I ultimately don’t charge him for the Sixers’ offense turning to garbage against the Heat in the second round. We can talk about shifting to heavy isolation play instead of spamming pick-and-rolls. But, we must also discuss that Miami switches ball screens to oblivion. Switching ultimately takes away driving lanes. That inhibits your ball-handler’s ability to get downhill. You can claim that Harden is “washed” or injured. But, you cannot also say that he was perfectly able to navigate pick-and-rolls if only Rivers used them more often. Harden struggled so much that the Heat even stopped switching. Instead, they opted to disgrace him to the point of going under ball screens and daring him to shoot.

There also needs to be an understanding that the Sixers were essentially done when Embiid took Siakam’s elbow to the face. His choice was to roll with over-exposing Paul Reed, throw Charles Bassey into the playoff fire after not playing games for weeks, or pick between 2 backups in Jordan and Paul Millsap who are no longer NBA players. He was tasked with picking the lesser of 2 evils for the first 2 games of the series.
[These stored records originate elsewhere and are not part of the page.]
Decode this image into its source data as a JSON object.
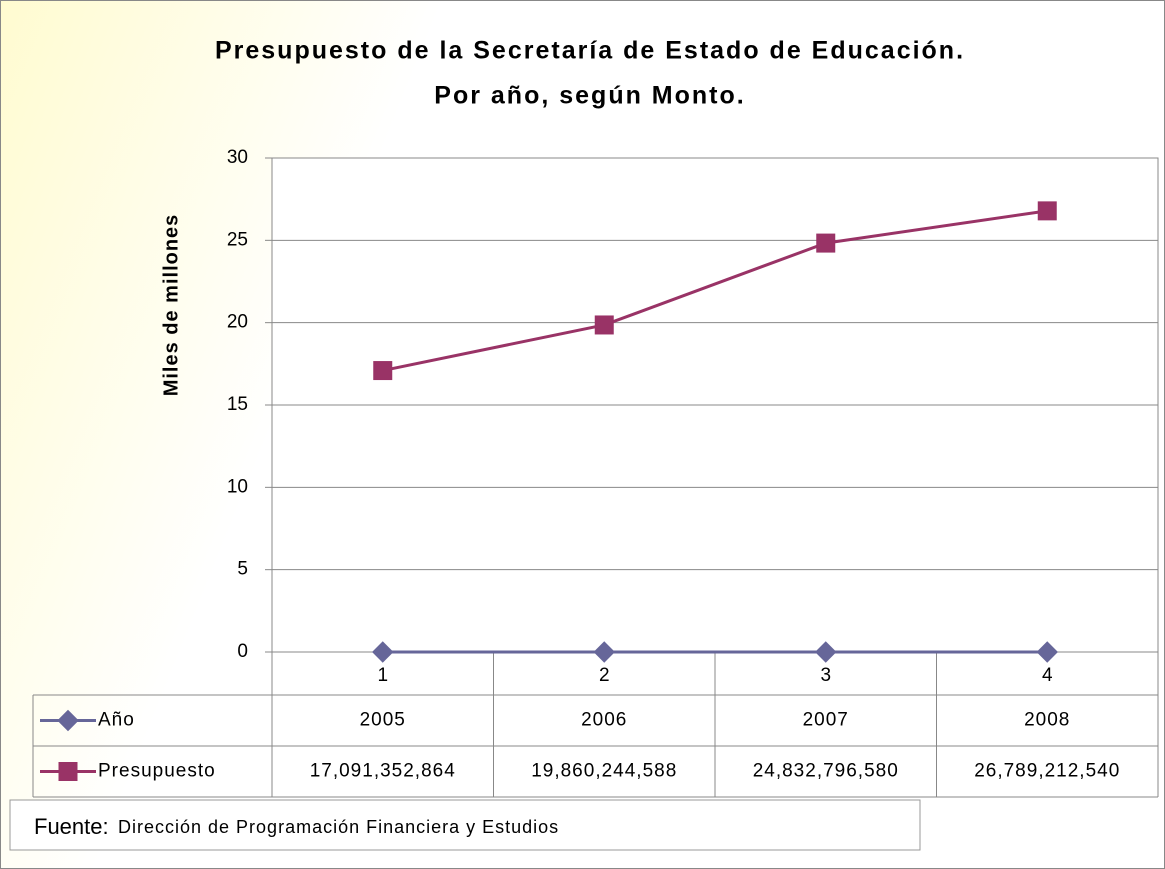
{
  "chart_data": {
    "type": "line",
    "title": "Presupuesto de la Secretaría de Estado de Educación.",
    "subtitle": "Por año, según Monto.",
    "y_label": "Miles de millones",
    "categories": [
      "1",
      "2",
      "3",
      "4"
    ],
    "series": [
      {
        "name": "Año",
        "color": "#666699",
        "marker": "diamond",
        "values": [
          2.005e-06,
          2.006e-06,
          2.007e-06,
          2.008e-06
        ],
        "value_labels": [
          "2005",
          "2006",
          "2007",
          "2008"
        ]
      },
      {
        "name": "Presupuesto",
        "color": "#993366",
        "marker": "square",
        "values": [
          17.091352864,
          19.860244588,
          24.83279658,
          26.78921254
        ],
        "value_labels": [
          "17,091,352,864",
          "19,860,244,588",
          "24,832,796,580",
          "26,789,212,540"
        ]
      }
    ],
    "ylim": [
      0,
      30
    ],
    "yticks": [
      0,
      5,
      10,
      15,
      20,
      25,
      30
    ],
    "grid": true,
    "source_label": "Fuente:",
    "source": "Dirección de Programación Financiera y Estudios"
  }
}
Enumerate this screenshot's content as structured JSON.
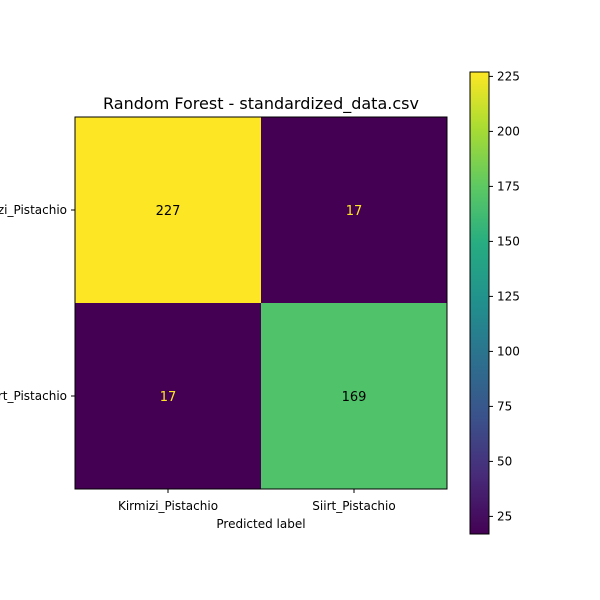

That holds especially true when you weigh the options relative to what he had in Embiid.

You could even go back to Game 6 against Toronto and criticize him for leaving Embiid in too long. But, Rivers isn’t wrong in his defense that winning coaches leave their starters in until the losing coach waves the flag. There were 4 blowouts surrounding the Sixers’ Game-6 victory in Toronto. By my count, all 4 followed what Rivers preached in his own defense. 

Sources close to the team told The Painted Lines that rumors about a potential Rivers departure are inaccurate. He will be working closely with Morey and Brand to strengthen the roster this summer. Sources have re-affirmed that position since season’s end.

Rivers has his faults, but a changing of the guard pardons issues elsewhere that need to be addressed. And no new coach is fixing them.